2. The evidence amply supports the verdict that each of the petitioners engaged in the conspiracy with the intent of having false votes cast for the federal candidates. Pp. 417 U. S. 222-228.

(a) The fact that petitioners' primary motive was to affect the result in the local, rather than the federal, election has no significance, since although a single conspiracy may have several purposes, if one of them -- whether primary or secondary -- violates a federal law, the conspiracy is unlawful under federal law. Pp. 417 U. S. 225-226.

(b) That the petitioners may have had no purpose to change the outcome of the federal election is irrelevant, since that is not the specific intent required under § 241, but rather the intent to have false votes cast, and thereby to injure the right of all voters in a federal election to have their expressions of choice given full value, without dilution or distortion by fraudulent balloting. Pp. 417 U. S. 226-227.

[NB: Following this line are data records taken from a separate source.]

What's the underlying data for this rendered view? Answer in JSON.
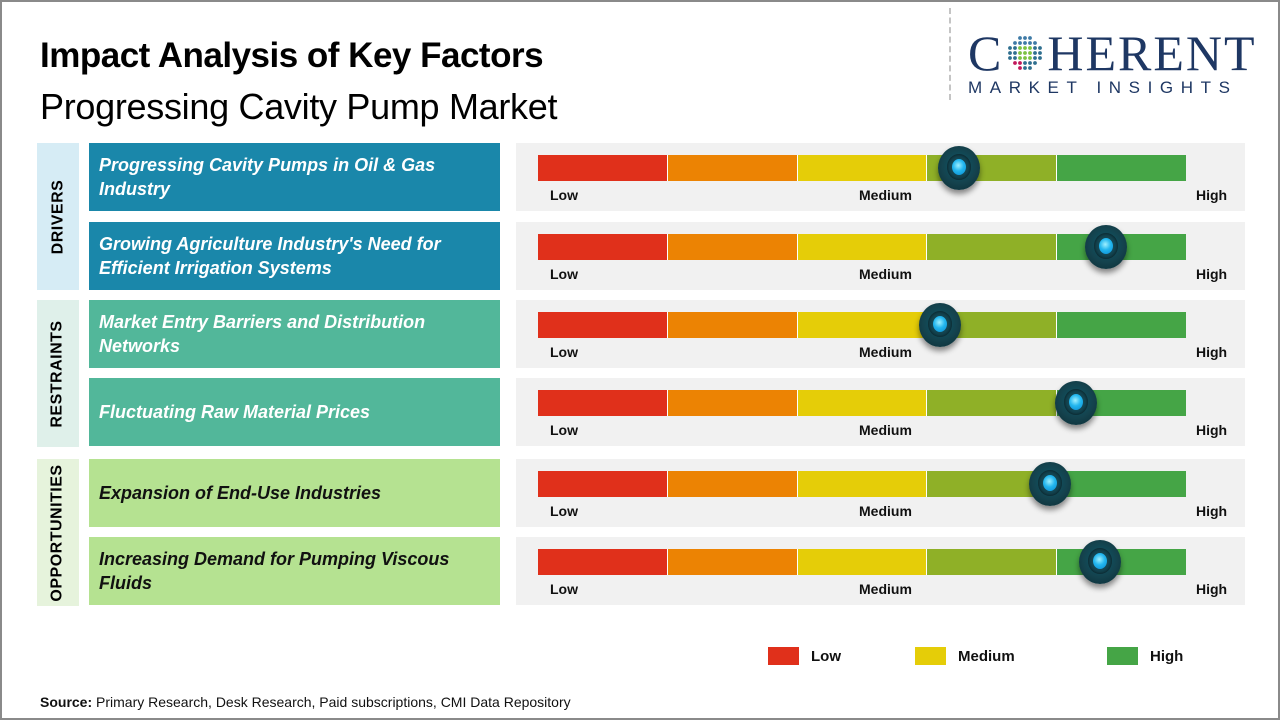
{
  "header": {
    "title": "Impact Analysis of Key Factors",
    "subtitle": "Progressing Cavity Pump Market"
  },
  "logo": {
    "brand_left": "C",
    "brand_right": "HERENT",
    "tagline": "MARKET INSIGHTS",
    "primary_color": "#1e3763"
  },
  "scale": {
    "segment_colors": [
      "#e0301b",
      "#ec8303",
      "#e5cd08",
      "#8fb027",
      "#45a546"
    ],
    "low_label": "Low",
    "medium_label": "Medium",
    "high_label": "High"
  },
  "categories": [
    {
      "name": "DRIVERS",
      "bg": "#d6ecf5",
      "factor_bg": "#1a87aa",
      "factor_text": "#ffffff"
    },
    {
      "name": "RESTRAINTS",
      "bg": "#dff0ea",
      "factor_bg": "#52b79a",
      "factor_text": "#ffffff"
    },
    {
      "name": "OPPORTUNITIES",
      "bg": "#e6f3dc",
      "factor_bg": "#b5e291",
      "factor_text": "#111111"
    }
  ],
  "chart_data": {
    "type": "gauge-table",
    "title": "Impact Analysis of Key Factors",
    "subtitle": "Progressing Cavity Pump Market",
    "scale_range": [
      0,
      1
    ],
    "scale_labels": [
      "Low",
      "Medium",
      "High"
    ],
    "factors": [
      {
        "category": "DRIVERS",
        "label": "Progressing  Cavity Pumps in Oil & Gas Industry",
        "impact": 0.65
      },
      {
        "category": "DRIVERS",
        "label": "Growing Agriculture Industry's Need for Efficient Irrigation Systems",
        "impact": 0.877
      },
      {
        "category": "RESTRAINTS",
        "label": "Market Entry Barriers and Distribution Networks",
        "impact": 0.62
      },
      {
        "category": "RESTRAINTS",
        "label": "Fluctuating Raw Material Prices",
        "impact": 0.83
      },
      {
        "category": "OPPORTUNITIES",
        "label": "Expansion of End-Use Industries",
        "impact": 0.79
      },
      {
        "category": "OPPORTUNITIES",
        "label": "Increasing Demand for Pumping Viscous Fluids",
        "impact": 0.867
      }
    ],
    "legend": [
      {
        "label": "Low",
        "color": "#e0301b"
      },
      {
        "label": "Medium",
        "color": "#e5cd08"
      },
      {
        "label": "High",
        "color": "#45a546"
      }
    ],
    "legend_position": "bottom-right"
  },
  "footer": {
    "source_label": "Source:",
    "source_text": " Primary Research, Desk Research, Paid subscriptions, CMI Data Repository"
  }
}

(c) Even assuming, arguendo, that § 241 is limited to conspiracies to cast false votes for federal candidates, it was not plain error for the District Court's jury instructions not to focus specifically upon the federal conspiracy, since, in view of the fact that the prosecution's case showed a single conspiracy to cast entire slates of false votes and the defense consisted primarily of a challenge to the Government witnesses' credibility, it is inconceivable that, even if charged by more specific instructions, the jury could have found a conspiracy to cast false votes for local offices without also finding a similar conspiracy affecting the federal offices. Pp. 417 U. S. 227-228.

481 F.2d 685, affirmed.

Page 417 U. S. 213

MARSHALL, J., delivered the opinion of the Court, in which BURGER, C.J., and WHITE, STEWART, BLACKMUN, POWELL, and REHNQUIST, JJ., joined. DOUGLAS, J., filed a dissenting opinion, in which BRENNAN, J., joined, post, p. 417 U. S. 228.